Mentzelopoulos et al. consecutively studied 268 patients who experienced an IHCA at one of three tertiary care centres in Greece. Patients who were aged <18 years, had a life expectancy of <6 weeks, experienced cardiac arrest caused by traumatic blood loss (e.g. aortic rupture), or had 'do not resuscitate' status were not eligible for enrollment in the study. Participants were randomly assigned to receive VSE (arginine vasopressin 20 IU per cycle, plus epinephrine 1 mg per cycle; n = 130) or epinephrine plus a saline placebo (n = 138) for the first five cycles of CPR. During the first cycle only, patients in the VSE group were also given methylprednisolone sodium succinate 40 mg. Guideline-directed resuscitation protocols were continued if return of spontaneous circulation (ROSC) was not achieved after five cycles of CPR. Patients who developed postresuscitation shock after 4 h received hydrocortisone (300 mg per day for ≤7 days and then 200 mg and 100 mg consecutively on the subseqent 2 days; VSE group) or normal saline placebo (controls).

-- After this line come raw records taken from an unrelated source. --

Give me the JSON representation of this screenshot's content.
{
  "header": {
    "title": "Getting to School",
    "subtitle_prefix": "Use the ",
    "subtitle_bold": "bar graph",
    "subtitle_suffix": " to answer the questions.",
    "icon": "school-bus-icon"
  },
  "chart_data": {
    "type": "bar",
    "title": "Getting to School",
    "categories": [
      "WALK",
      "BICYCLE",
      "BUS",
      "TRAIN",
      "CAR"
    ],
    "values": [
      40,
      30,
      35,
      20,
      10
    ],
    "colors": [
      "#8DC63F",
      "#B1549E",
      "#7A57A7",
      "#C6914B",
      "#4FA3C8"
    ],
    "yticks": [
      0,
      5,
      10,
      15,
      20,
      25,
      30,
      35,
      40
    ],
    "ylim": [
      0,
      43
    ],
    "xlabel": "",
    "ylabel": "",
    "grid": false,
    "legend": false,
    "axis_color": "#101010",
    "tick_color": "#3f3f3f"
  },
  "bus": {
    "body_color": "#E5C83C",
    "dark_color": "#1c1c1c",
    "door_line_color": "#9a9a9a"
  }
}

Patients in the VSE group were more likely to achieve ROSC for ≥20 min than those in the control group (83.9% vs 65.9%; OR 2.98, 95% CI 1.39–6.40, P = 0.005). In addition, survival to hospital discharge with favourable neurological recovery (defined as Glasgow–Pittsburgh Cerebral Performance Category 1 or 2) occurred more frequently in the VSE than the control group (13.9% vs 5.1%; OR 3.28, 95% CI 1.17–9.20, P = 0.02). The incidence of complications and eventual causes of death among patients who survived >4 h were not significantly different between the two groups. Among patients with postresuscitation shock, those in the VSE group were more likely to survive to hospital discharge with favourable neurological recovery than individuals in the control group (21.1% vs 8.2%; OR 3.74, 95% CI 1.20–11.62, P = 0.02).

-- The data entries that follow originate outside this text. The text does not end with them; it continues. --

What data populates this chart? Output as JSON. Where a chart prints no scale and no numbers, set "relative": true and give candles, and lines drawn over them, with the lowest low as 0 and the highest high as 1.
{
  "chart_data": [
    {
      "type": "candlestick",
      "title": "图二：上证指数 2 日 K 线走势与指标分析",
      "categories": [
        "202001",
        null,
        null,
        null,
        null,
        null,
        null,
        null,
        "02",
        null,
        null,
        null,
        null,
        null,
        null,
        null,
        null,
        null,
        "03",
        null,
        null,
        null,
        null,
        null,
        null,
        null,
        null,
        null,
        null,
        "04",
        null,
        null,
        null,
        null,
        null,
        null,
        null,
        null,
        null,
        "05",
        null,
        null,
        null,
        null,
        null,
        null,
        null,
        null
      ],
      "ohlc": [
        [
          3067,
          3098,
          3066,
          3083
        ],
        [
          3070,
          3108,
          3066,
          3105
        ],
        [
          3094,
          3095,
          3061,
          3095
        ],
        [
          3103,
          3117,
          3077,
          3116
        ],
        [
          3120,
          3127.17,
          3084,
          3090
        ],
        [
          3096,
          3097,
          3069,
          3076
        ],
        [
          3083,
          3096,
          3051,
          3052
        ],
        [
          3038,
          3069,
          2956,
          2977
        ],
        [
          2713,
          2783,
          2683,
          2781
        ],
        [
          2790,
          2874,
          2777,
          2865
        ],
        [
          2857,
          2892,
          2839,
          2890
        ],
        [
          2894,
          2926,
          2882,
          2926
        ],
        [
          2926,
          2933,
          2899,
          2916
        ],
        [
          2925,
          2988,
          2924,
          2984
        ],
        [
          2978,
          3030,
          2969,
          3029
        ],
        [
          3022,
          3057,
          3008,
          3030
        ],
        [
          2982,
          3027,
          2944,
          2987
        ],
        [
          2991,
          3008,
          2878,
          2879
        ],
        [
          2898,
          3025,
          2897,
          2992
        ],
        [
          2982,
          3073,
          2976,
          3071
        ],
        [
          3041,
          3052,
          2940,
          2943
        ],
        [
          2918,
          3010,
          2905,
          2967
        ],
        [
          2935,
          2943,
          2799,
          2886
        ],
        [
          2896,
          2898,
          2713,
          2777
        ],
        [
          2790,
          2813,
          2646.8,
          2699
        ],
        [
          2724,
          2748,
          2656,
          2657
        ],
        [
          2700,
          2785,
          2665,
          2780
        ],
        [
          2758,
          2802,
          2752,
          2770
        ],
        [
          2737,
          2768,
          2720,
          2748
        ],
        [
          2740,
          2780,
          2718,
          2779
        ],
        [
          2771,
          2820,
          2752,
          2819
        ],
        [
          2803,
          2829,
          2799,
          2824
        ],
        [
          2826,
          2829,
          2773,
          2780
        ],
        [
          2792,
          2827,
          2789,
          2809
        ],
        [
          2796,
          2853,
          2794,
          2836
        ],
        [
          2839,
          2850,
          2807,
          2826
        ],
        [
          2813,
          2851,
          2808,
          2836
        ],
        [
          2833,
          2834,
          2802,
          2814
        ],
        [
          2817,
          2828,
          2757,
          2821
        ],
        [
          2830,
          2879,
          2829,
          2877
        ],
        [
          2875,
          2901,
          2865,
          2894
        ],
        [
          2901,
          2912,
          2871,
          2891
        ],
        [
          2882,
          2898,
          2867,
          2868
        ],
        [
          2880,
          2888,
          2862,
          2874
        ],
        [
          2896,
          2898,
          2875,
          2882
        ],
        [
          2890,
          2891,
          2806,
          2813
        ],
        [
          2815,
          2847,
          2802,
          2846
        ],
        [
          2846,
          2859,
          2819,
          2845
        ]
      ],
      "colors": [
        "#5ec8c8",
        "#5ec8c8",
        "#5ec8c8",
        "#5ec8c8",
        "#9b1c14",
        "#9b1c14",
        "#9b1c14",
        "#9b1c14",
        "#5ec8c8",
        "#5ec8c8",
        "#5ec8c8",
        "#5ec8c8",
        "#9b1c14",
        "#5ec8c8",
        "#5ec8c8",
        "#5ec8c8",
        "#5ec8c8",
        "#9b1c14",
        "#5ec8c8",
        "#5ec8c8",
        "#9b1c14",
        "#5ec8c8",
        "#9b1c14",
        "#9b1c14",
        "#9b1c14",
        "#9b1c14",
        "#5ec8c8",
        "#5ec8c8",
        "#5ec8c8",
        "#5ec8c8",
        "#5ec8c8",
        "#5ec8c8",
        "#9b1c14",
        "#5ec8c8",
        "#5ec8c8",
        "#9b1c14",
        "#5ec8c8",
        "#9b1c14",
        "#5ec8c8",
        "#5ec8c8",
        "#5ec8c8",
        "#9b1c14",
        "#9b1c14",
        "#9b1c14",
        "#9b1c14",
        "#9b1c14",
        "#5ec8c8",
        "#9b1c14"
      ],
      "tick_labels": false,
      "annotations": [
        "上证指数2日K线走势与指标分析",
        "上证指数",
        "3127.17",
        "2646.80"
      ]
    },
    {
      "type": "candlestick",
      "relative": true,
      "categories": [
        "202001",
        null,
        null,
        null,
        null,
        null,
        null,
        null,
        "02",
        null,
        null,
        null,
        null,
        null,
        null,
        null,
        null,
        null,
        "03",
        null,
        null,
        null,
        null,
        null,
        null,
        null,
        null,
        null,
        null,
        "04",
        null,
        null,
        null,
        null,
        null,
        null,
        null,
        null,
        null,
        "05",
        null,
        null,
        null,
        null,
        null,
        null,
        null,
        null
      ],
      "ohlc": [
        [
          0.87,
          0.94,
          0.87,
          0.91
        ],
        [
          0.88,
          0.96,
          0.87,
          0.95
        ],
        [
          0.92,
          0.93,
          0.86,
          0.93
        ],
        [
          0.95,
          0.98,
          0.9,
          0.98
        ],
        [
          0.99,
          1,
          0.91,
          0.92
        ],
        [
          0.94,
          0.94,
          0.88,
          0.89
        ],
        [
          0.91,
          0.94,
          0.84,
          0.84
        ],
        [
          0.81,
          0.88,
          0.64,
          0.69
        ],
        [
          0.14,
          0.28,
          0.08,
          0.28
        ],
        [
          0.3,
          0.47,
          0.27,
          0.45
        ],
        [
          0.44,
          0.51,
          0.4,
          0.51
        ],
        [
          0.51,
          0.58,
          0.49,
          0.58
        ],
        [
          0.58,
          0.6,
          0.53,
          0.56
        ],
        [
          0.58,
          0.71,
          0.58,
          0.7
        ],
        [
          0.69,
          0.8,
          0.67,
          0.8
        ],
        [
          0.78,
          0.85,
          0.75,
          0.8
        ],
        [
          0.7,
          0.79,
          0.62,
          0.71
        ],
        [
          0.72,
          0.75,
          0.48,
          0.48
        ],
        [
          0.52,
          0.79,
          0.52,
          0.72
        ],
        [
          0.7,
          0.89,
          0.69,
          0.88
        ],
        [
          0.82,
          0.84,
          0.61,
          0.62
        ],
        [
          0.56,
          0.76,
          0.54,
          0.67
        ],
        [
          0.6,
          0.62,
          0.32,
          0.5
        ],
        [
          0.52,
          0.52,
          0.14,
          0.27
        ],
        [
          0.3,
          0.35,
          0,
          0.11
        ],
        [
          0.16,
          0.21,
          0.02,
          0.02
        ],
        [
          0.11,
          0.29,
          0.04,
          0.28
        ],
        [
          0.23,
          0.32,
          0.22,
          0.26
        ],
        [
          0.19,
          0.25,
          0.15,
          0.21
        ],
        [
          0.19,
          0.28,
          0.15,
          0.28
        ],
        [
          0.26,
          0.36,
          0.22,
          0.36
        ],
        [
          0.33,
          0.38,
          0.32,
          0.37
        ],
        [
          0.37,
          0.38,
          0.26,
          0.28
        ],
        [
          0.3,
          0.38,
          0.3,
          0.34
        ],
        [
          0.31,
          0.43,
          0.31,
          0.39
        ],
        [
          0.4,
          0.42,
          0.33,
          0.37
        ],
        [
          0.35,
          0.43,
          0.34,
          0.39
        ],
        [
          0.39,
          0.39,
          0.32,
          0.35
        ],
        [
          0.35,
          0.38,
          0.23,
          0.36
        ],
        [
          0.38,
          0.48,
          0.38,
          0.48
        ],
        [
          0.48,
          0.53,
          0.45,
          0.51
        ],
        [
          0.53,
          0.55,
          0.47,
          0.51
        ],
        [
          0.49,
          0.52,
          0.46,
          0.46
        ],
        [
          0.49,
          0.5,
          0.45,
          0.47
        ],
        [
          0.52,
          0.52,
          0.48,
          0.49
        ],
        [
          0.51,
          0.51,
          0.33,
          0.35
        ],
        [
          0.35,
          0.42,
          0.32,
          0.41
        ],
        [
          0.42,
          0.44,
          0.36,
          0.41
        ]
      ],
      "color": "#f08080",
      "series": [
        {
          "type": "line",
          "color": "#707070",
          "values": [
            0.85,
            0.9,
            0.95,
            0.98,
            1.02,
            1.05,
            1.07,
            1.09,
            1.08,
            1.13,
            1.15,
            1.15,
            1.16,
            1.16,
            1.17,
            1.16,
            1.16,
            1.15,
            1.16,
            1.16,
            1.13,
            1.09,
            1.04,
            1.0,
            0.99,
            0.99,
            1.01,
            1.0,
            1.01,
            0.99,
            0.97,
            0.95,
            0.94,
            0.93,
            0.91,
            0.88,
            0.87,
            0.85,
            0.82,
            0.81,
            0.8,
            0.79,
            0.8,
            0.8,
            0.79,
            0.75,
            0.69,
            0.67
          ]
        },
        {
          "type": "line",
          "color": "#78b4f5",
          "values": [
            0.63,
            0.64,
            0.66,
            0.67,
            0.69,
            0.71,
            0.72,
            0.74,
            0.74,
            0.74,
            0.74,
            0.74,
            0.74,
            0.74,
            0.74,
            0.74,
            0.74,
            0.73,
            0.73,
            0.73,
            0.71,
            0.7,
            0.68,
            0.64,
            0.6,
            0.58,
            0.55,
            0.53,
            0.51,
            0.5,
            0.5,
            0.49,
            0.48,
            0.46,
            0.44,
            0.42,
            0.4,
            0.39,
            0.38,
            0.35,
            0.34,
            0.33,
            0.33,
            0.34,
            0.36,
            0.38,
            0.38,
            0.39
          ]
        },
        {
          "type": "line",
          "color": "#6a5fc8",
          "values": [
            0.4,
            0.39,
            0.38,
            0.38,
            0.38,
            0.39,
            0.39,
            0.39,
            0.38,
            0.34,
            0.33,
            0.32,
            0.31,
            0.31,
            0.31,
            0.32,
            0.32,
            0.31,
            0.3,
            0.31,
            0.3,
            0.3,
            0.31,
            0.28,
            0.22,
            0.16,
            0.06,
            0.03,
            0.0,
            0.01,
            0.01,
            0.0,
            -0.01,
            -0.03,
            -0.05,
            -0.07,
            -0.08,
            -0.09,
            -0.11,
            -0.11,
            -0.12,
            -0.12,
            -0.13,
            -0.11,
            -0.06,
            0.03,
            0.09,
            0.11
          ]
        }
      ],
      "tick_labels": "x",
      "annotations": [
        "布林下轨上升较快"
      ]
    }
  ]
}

“A complex pathophysiology, such as ... cardiopulmonary arrest cannot be treated with a 'golden bullet', but with a complex strategy, as shown in this paper,” comments Professor Volker Wenzel from Innsbruck Medical University, Austria, who was not involved in the study. “This new strategy is simple, inexpensive, and has relatively few side effects ... thus, the risk:benefit ratio is excellent.” Professor Gordon Ewy, from the University of Arizona Sarver Heart Center, USA, who was also not involved in the trial, cautions that “these findings, while important, should not be recommended or applied to patients with out-of-hospital cardiac arrest [the aetiologies of which are different from those of IHCA].” However, he suggests that “the combination of epinephrine and vasopressin might be something that should be studied for patients with out-of-hospital cardiac arrest.”

Dr Mentzelopoulos' take-home message for clinicians is that “effective haemodynamic support during resuscitation should be complemented by effective support throughout the postresuscitation period; ... both these treatments are [likely to be] necessary for the achievement of improved outcomes”. The investigators now plan to study the effects of steroid therapy during and after CPR, and without vasopressin during CPR, in patients with IHCA.